In 2001, it started a discussion group for medical informatics. Which has now grown into the de facto information source for medical informatics-related activities in India for its members as well as non-members. Its active members include almost everyone in the medical informatics scene of India. IAMI started its own website in 2002 in a small way and in 2018, it was redeveloped on a large scale. (URL- https://www.iami-new.org.in . Its Indian Journal of Medical Informatics (IJMI, ) was started in May 2004.

== Membership ==
IAMI membership consists of Personal, Institutional and Honorary Members. In 2018, there are 27 Institutional Members and about 700 Individual Members.
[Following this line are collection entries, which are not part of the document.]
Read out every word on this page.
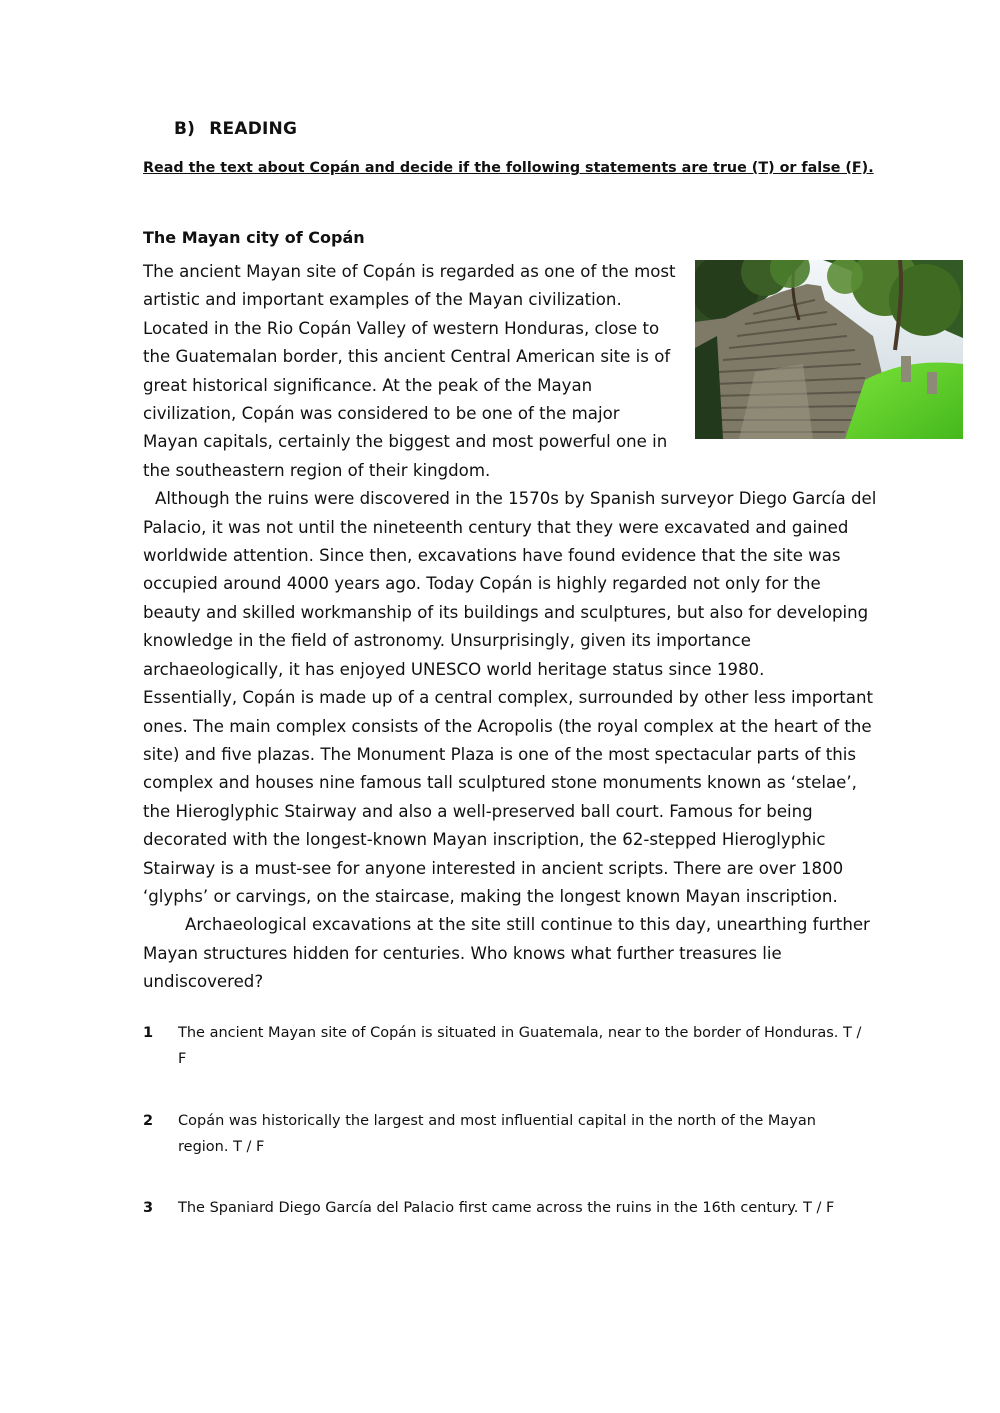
B) READING

Read the text about Copán and decide if the following statements are true (T) or false (F).

The Mayan city of Copán

The ancient Mayan site of Copán is regarded as one of the most artistic and important examples of the Mayan civilization. Located in the Rio Copán Valley of western Honduras, close to the Guatemalan border, this ancient Central American site is of great historical significance. At the peak of the Mayan civilization, Copán was considered to be one of the major Mayan capitals, certainly the biggest and most powerful one in the southeastern region of their kingdom.

Although the ruins were discovered in the 1570s by Spanish surveyor Diego García del Palacio, it was not until the nineteenth century that they were excavated and gained worldwide attention. Since then, excavations have found evidence that the site was occupied around 4000 years ago. Today Copán is highly regarded not only for the beauty and skilled workmanship of its buildings and sculptures, but also for developing knowledge in the field of astronomy. Unsurprisingly, given its importance archaeologically, it has enjoyed UNESCO world heritage status since 1980.

Essentially, Copán is made up of a central complex, surrounded by other less important ones. The main complex consists of the Acropolis (the royal complex at the heart of the site) and five plazas. The Monument Plaza is one of the most spectacular parts of this complex and houses nine famous tall sculptured stone monuments known as ‘stelae’, the Hieroglyphic Stairway and also a well-preserved ball court. Famous for being decorated with the longest-known Mayan inscription, the 62-stepped Hieroglyphic Stairway is a must-see for anyone interested in ancient scripts. There are over 1800 ‘glyphs’ or carvings, on the staircase, making the longest known Mayan inscription.

Archaeological excavations at the site still continue to this day, unearthing further Mayan structures hidden for centuries. Who knows what further treasures lie undiscovered?

1 The ancient Mayan site of Copán is situated in Guatemala, near to the border of Honduras. T / F
2 Copán was historically the largest and most influential capital in the north of the Mayan region. T / F
3 The Spaniard Diego García del Palacio first came across the ruins in the 16th century. T / F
Major institutes and hospitals are AIIMS, New Delhi, NIMS, Hyderabad, MNJ Institute of Oncology, Hyderabad, Mahavir Hospital, Hyderabad, Apollo Health Street, Hyderabad, Mahatma Gandhi Institute of Medical Sciences, Sevagram, Guru Ramdas Institute of Medical Sciences, Amritsar, Lucknow Medical College, Lucknow and Amrita Institute of Medical Sciences, Kochi.

Many of its old and present office bearers are part of several Government of India (GOI) initiatives in the areas of telemedicine, especially in the area of development of standards and guidelines for the practice of telemedicine, online medical education and electronic medical records or electronic health records.

== Journal ==
It produces the scientific journal called Indian Journal of Medical Informatics.

==Discussion group==
Members of the association have an active discussion group where healthcare IT enthusiasts discuss topics of their interest. Several discussion threads run in parallel. There is also a "topic of the month" which is the main focus of the discussion.